La parole est à M. le président de la commission.
M. Jean Arthuis, président de la commission des finances. Cet amendement a pour objet de faire respecter par les banques l'esprit de l'article 145 de la loi du 4 août 2008 de modernisation de l'économie, la LME, conformément aux préconisations du groupe de travail sur le financement des entreprises. En effet, les chiffres publiés par l'Observatoire de l'épargne réglementée montrent que tel n'est pas le cas aujourd'hui.

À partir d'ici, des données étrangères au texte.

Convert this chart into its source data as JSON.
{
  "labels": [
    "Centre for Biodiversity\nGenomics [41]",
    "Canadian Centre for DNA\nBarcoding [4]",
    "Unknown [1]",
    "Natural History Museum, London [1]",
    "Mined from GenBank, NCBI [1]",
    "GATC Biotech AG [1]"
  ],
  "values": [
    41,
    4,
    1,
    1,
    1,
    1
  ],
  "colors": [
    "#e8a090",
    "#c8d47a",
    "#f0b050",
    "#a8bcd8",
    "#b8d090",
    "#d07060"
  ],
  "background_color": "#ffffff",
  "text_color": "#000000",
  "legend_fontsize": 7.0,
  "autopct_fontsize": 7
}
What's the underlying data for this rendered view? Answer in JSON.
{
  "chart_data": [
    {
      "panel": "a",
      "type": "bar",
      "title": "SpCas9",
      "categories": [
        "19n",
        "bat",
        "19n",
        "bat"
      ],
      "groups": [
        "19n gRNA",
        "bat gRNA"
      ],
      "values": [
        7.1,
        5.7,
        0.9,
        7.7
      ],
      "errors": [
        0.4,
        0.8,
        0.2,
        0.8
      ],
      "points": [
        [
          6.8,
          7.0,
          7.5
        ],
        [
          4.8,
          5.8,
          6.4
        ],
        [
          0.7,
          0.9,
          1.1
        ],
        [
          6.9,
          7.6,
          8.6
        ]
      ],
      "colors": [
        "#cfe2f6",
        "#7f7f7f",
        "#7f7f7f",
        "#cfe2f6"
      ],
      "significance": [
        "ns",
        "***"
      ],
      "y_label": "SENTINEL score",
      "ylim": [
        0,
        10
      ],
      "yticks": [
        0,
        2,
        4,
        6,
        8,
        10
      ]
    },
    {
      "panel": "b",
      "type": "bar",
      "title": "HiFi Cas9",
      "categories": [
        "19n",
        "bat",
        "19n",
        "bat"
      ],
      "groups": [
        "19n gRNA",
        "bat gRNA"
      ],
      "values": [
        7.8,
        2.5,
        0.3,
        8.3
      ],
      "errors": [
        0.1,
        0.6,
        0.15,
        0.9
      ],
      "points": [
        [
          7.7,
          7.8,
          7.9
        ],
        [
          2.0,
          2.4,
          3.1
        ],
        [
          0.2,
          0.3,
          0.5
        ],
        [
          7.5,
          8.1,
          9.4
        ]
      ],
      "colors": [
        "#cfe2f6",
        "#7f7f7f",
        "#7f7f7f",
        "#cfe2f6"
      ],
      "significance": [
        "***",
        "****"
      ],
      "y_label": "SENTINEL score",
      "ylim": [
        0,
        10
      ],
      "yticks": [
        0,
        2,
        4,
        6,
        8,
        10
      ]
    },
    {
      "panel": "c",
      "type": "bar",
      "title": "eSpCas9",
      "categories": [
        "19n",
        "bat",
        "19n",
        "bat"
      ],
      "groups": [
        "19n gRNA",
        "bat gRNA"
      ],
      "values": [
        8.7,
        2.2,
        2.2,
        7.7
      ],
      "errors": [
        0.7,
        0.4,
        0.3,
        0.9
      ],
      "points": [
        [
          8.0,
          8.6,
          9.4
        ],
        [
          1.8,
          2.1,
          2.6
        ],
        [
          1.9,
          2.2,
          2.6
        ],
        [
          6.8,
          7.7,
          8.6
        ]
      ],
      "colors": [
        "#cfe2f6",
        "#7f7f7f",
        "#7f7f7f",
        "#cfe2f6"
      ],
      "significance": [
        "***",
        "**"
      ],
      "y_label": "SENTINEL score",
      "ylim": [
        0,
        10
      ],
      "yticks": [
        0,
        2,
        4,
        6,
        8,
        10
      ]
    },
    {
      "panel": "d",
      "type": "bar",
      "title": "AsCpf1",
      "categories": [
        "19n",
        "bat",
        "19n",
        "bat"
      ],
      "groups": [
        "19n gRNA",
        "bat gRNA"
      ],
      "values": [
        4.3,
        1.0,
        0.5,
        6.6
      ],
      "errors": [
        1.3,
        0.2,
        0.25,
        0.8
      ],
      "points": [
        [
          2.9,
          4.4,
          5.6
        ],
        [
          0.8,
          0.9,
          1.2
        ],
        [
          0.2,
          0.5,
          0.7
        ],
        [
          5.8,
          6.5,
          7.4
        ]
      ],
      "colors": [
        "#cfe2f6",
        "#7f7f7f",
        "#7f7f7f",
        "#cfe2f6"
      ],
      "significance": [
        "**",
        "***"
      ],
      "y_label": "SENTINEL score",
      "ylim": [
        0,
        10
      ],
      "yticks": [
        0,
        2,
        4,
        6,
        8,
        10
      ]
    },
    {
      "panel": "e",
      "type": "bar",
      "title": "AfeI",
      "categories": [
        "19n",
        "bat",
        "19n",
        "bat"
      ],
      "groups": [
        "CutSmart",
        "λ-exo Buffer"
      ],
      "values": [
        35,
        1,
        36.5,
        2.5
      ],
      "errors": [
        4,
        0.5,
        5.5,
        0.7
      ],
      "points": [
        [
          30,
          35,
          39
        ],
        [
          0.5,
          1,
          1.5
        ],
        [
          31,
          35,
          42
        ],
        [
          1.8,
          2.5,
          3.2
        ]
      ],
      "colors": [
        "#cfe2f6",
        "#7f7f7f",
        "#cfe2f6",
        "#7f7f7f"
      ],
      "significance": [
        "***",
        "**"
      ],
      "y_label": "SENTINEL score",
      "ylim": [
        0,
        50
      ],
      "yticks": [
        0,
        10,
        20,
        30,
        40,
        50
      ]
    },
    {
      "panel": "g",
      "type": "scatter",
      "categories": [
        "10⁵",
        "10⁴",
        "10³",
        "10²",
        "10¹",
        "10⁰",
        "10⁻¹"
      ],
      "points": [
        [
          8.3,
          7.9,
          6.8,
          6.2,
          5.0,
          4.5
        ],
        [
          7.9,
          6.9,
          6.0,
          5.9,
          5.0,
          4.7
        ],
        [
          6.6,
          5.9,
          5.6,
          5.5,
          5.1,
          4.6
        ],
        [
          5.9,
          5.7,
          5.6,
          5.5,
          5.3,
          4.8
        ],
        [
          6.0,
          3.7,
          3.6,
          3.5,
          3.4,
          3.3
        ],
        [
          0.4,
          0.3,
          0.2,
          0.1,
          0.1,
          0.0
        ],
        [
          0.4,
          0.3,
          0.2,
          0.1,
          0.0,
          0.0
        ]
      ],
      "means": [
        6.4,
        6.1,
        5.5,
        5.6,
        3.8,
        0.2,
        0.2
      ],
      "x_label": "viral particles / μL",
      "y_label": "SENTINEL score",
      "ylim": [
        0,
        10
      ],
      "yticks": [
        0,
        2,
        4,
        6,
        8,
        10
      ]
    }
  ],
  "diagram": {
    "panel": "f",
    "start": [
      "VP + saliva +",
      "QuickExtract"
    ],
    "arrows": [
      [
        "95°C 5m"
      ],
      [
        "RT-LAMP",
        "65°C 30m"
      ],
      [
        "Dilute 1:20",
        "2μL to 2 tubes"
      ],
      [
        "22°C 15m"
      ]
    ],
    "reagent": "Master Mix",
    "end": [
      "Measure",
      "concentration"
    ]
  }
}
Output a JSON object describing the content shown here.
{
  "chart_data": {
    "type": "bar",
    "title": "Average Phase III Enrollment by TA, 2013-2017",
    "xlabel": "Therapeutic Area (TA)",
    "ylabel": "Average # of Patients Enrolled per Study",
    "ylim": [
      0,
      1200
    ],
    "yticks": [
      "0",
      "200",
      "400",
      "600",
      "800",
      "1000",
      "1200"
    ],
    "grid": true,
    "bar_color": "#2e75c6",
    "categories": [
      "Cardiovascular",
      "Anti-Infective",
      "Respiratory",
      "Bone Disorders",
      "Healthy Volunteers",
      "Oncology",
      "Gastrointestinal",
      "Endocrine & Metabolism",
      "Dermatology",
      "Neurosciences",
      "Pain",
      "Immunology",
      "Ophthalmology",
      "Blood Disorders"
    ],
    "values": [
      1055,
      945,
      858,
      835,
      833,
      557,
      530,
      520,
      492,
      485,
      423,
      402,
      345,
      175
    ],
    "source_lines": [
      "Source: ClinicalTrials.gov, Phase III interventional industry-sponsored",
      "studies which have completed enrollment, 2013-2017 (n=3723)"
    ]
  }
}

À cette fin, il est proposé de renforcer le dispositif de la LME visant à ce que les sommes collectées par les établissements de crédit au titre du livret A et du livret de développement durable et non centralisées à la Caisse des dépôts et consignations soient consacrées au financement des petites et moyennes entreprises ou à des travaux d'économie d'énergie dans les bâtiments anciens.
Actuellement, la condition d'utilisation n'est appréciée qu'en « stock » et est donc de faible portée pour certains établissements de crédit.
Il s'agit en conséquence de prévoir que, chaque année, lorsque le montant des sommes déposées sur les livrets A et les LDD et non centralisées par la Caisse des dépôts et consignations augmente, l'établissement de crédit concerné doit consacrer au moins les trois quarts de l'augmentation constatée à l'attribution de nouveaux prêts aux PME.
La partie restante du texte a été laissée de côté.